Quem vive numa grande cidade nem sabe o tamanho da barriga que tem. Têm tudo e querem sempre mais. Nada está bem. É tudo contra todos e todos contra tudo. Desde pequeno que oiço dizer que a inconsciência da abundância traz, entre outras coisas, a arrogância da insatisfação. É capaz de ser verdade. Tendo sempre vivido em cidades, umas maiores, outras menores, outras mais cosmopolitas, também vivi em cidades com muito vagar, calmíssimas, como que a querer renegar uma próxima existência adulta, por troca com a inocência em manter-se pequena, jovem, com todas as grandes inconveniências, mas também com toda a alegria e irreverência de não ser crescida.
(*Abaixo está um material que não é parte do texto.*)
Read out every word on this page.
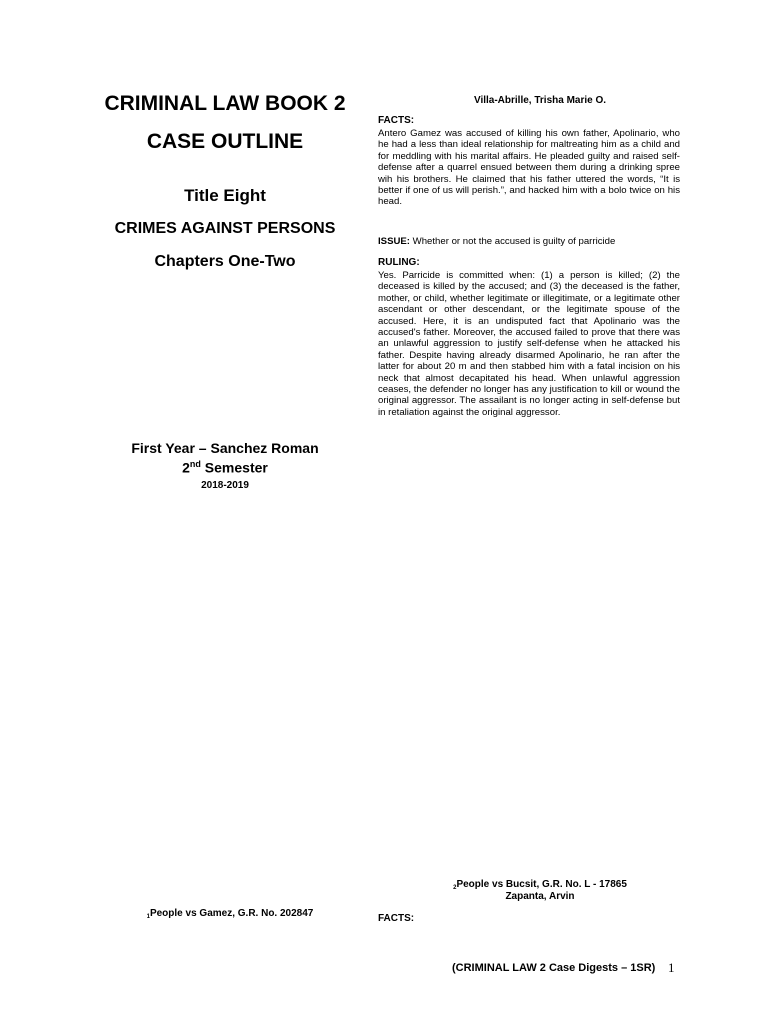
CRIMINAL LAW BOOK 2
CASE OUTLINE
Title Eight
CRIMES AGAINST PERSONS
Chapters One-Two
First Year – Sanchez Roman
2nd Semester
2018-2019
$_1$People vs Gamez, G.R. No. 202847
Villa-Abrille, Trisha Marie O.
FACTS:
Antero Gamez was accused of killing his own father, Apolinario, who he had a less than ideal relationship for maltreating him as a child and for meddling with his marital affairs. He pleaded guilty and raised self-defense after a quarrel ensued between them during a drinking spree wih his brothers. He claimed that his father uttered the words, “It is better if one of us will perish.”, and hacked him with a bolo twice on his head.
ISSUE: Whether or not the accused is guilty of parricide
RULING:
Yes. Parricide is committed when: (1) a person is killed; (2) the deceased is killed by the accused; and (3) the deceased is the father, mother, or child, whether legitimate or illegitimate, or a legitimate other ascendant or other descendant, or the legitimate spouse of the accused. Here, it is an undisputed fact that Apolinario was the accused's father. Moreover, the accused failed to prove that there was an unlawful aggression to justify self-defense when he attacked his father. Despite having already disarmed Apolinario, he ran after the latter for about 20 m and then stabbed him with a fatal incision on his neck that almost decapitated his head. When unlawful aggression ceases, the defender no longer has any justification to kill or wound the original aggressor. The assailant is no longer acting in self-defense but in retaliation against the original aggressor.
$_2$People vs Bucsit, G.R. No. L - 17865
Zapanta, Arvin
FACTS:
(CRIMINAL LAW 2 Case Digests – 1SR) 1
Das grandes cidades, a experiência que trago delas é que, para onde quer que me virasse, havia sempre saída para qualquer desejo ou problema; ter a capacidade para o resolver, isso já é outro assunto. Muita oferta e pouca chance de se usufruir de tudo, mas que está lá, está!, ao alcance de quem pode. De quem, como eu, tem optado por passar tempos infinitos numa aldeia trasmontana onde a única oferta é o tempo ilimitado que, apesar de correr com a mesma velocidade que nas cidades, é temperado pelo gosto e satisfação do escutar dos silêncios da montanha, dos galos que, confusos, cantam a desoras e ainda com o bater das horas do relógio da igreja que toca sempre duas vezes, não vá alguém estar ocupado no barulho dos seus pensamentos e se ter perdido no tempo. Os impostos que aqui pagamos são os mesmos caso vivêssemos em qualquer cidade. No entanto, não temos transportes públicos, o hospital fica a muitas curvas desde o ponto de partida até à sua chegada, e a distância nunca é medida em quilómetros, mas em tempo, pois as estradas são inclusivas e, como tal, não destoam da paisagem.

Mas descansem! Nós por cá também nos divertimos! E comemos bem: o pão é feito em forno de lenha, uma vez ao dia, e só o vamos buscar quando sentimos o seu cheiro. As batatas são as que apanhámos no início do Verão e a fruta idem. O vinho, ai o vinho!, disso nem quero falar. Mas a aldeia de Trás-os-Montes que me tem acolhido também tem um Centro Cultural. E o Centro Cultural da minha aldeia é uma papelaria-livraria cuja função principal é ser barbearia. E somos felizes.